Yaşadığımız süreçlerde, kullandığımız sözlerimiz, davranışlarımız veya yaşananlara yüklediğimiz anlamlar, ister istemez bazen bizleri karşı karşıya getirebilir ve bir birimize gücenebiliriz. Her tepki biçimi, bizim duygusal yapılanmamızla birebir ilişkilidir. Bu bazen surat asma, bazen konuşarak tepki verme ya da tepkisiz kalma gibi değişik biçimlerde ortaya çıkabilir. Bu tepki biçiminin çeşidi ve süresi şahsın etkilenme oranına göre değişir.

Küsmek çocukluğun normalidir

Çünkü çocuk henüz akıl, mantık ve muhakeme olgunluğu kazanamamıştır, adı halâ çocuktur ve onu duyguları yönetir.
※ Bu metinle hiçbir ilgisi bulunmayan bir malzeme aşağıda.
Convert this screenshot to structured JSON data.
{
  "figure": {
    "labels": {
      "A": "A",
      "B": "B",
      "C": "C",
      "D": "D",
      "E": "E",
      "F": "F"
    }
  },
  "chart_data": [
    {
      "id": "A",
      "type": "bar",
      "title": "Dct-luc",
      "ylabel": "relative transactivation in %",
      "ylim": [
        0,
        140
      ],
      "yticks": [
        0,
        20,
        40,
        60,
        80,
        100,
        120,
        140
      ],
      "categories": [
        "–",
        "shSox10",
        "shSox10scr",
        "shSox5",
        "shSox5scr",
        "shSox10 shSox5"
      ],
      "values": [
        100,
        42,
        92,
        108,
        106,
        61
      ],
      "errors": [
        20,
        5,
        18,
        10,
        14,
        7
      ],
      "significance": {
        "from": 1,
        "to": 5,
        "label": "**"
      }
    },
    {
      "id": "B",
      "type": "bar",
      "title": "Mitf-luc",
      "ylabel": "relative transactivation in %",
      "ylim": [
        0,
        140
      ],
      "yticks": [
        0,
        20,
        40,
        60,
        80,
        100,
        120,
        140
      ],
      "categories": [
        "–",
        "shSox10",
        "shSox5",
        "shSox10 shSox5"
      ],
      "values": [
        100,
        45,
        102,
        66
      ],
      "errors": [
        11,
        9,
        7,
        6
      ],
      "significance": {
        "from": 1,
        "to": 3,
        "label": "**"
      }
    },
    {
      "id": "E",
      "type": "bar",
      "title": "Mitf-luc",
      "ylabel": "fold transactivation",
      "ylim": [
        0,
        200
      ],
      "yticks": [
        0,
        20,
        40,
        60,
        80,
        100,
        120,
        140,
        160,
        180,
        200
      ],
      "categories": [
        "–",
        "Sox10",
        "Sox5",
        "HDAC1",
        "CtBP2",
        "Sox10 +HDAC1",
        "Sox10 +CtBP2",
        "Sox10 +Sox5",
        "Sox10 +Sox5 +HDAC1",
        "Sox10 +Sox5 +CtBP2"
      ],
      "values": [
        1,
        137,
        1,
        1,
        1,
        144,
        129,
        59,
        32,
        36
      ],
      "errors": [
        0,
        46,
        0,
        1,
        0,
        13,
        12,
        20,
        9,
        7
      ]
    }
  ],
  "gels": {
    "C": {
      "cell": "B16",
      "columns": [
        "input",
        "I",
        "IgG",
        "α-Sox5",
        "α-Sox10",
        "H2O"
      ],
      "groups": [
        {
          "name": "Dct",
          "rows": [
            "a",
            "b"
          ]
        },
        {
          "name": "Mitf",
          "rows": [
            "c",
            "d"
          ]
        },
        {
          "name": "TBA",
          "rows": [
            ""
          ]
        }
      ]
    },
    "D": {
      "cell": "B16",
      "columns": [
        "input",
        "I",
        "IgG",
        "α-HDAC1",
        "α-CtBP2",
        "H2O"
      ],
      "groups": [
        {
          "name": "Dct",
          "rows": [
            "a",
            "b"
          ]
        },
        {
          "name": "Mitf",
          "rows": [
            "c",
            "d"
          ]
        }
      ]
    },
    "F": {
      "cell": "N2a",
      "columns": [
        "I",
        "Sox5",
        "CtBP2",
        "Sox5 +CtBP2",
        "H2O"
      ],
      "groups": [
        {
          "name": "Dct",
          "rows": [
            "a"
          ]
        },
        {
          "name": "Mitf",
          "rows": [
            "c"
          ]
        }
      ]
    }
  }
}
Küser, oyunda mızıkçılık yapar, “Ben oynamıyorum” der ve küsüp gidebilir. İşte tam da bu noktada anne babası ona bu durumda nasıl davranmasının doğru olacağını anlatır ve giderek çocuk aklının yetişkin aklıyla desteklenmesiyle, ileride daha doğru davranmaya zemin bulmuş olur. Böylece büyümeye olgunlaşma da eşlik eder.

Küsmek, aklı devreden çıkarmak gibidir

Çocukken normal olan bu durum, yetişkinlerde görüldüğünde aklı zorlayan bir hale dönüşebilir. “İki sahan yan yana gelince tıngırdar” demiş atalarımız. Farklı cinsiyette farklı karakter yapısındaki iki insanın, her yönüyle uyumlu olması imkânsızdır. Burada önemli olan her yönüyle uyumlu olmak değil, farklılıkların normal olduğunu ve ihtiyaca göre, ortak bir noktada buluşabilme zaruretini kavrayabilmektir. “Hep benim dediğim doğru” düşüncesi, derin bir değersizlik ve yetersizlik duygusunun tezahürü olabileceği gibi, başka belirtiler de değerlendirildiğinde bu ileri bir patolojik durumun yansıması bile olabilir. Bu durum, kendi dediği olmadığında sanki bütün kişisel alanları gasp edilmiş, hakları elinden alınmış ve tehdit altındaymış gibi alarm haline getirir ve şahıs duruma uygun olmayan ağır tepkiler verir. Bunların başında küsmek ve evi terk etmek gelir.

“Benim dediğim olmadıysa sebebini açıklamanın bir anlamı yoktur” derler

Muhatabına konuşma imkânı sunmazlar ve gönülleri olana kadar adeta süründürürler. Merhamet ve şefkatin kırıntısı bile yokmuş gibi bir görüntü vardır. “Sen bana bunu nasıl yaparsın?” sözü beyinlerinde yankılanır ve bunu hiçbir cümle iyileştiremez. Aslında olan da o kadar basit ve sıradandır ki fakat muhatabın bam teline dokunmuş olması önemlidir burada. Bu durum hemen savunma veya saldırma refleksini canlandırır ve bu tam bir duygusal tepki fırtınasıdır, akıl devreye bile giremez. Küser ve bu küslük bazen aylarca sürer. Bu durum kelimenin tam anlamıyla bir yok sayma ve cezalandırma operasyonudur.

Zararın miktarı ve derinliği tepkiye yansır

Çocukluğunda çok zarar görmüş ve o zarar telâfi edilmemişse, anne baba ile diyaloğu hâlâ iyi değilse, yaşanılmış travmalar onarılmamış ise, aşağılama ve değersizleştirme devam ediyorsa, bu şahsın duygu durumunun düzelmesinin neredeyse imkânı yoktur. “Çünkü sebepler değişmeden sonuçlar değişmez.” Bu bir eğitim prensibidir. Ağır tepki ağır zarar demektir. Lütfen küsüyorsanız, gönlünüz bir türlü doğrulamıyorsa, bu iki taraf içinde çok ağır bir durum. Gereken ne varsa yapılması için mutlaka psikolojik destek alın. İnsanın bir tane hayatı var, ne siz eziyet çekin ne de karşınızdakine çektirin.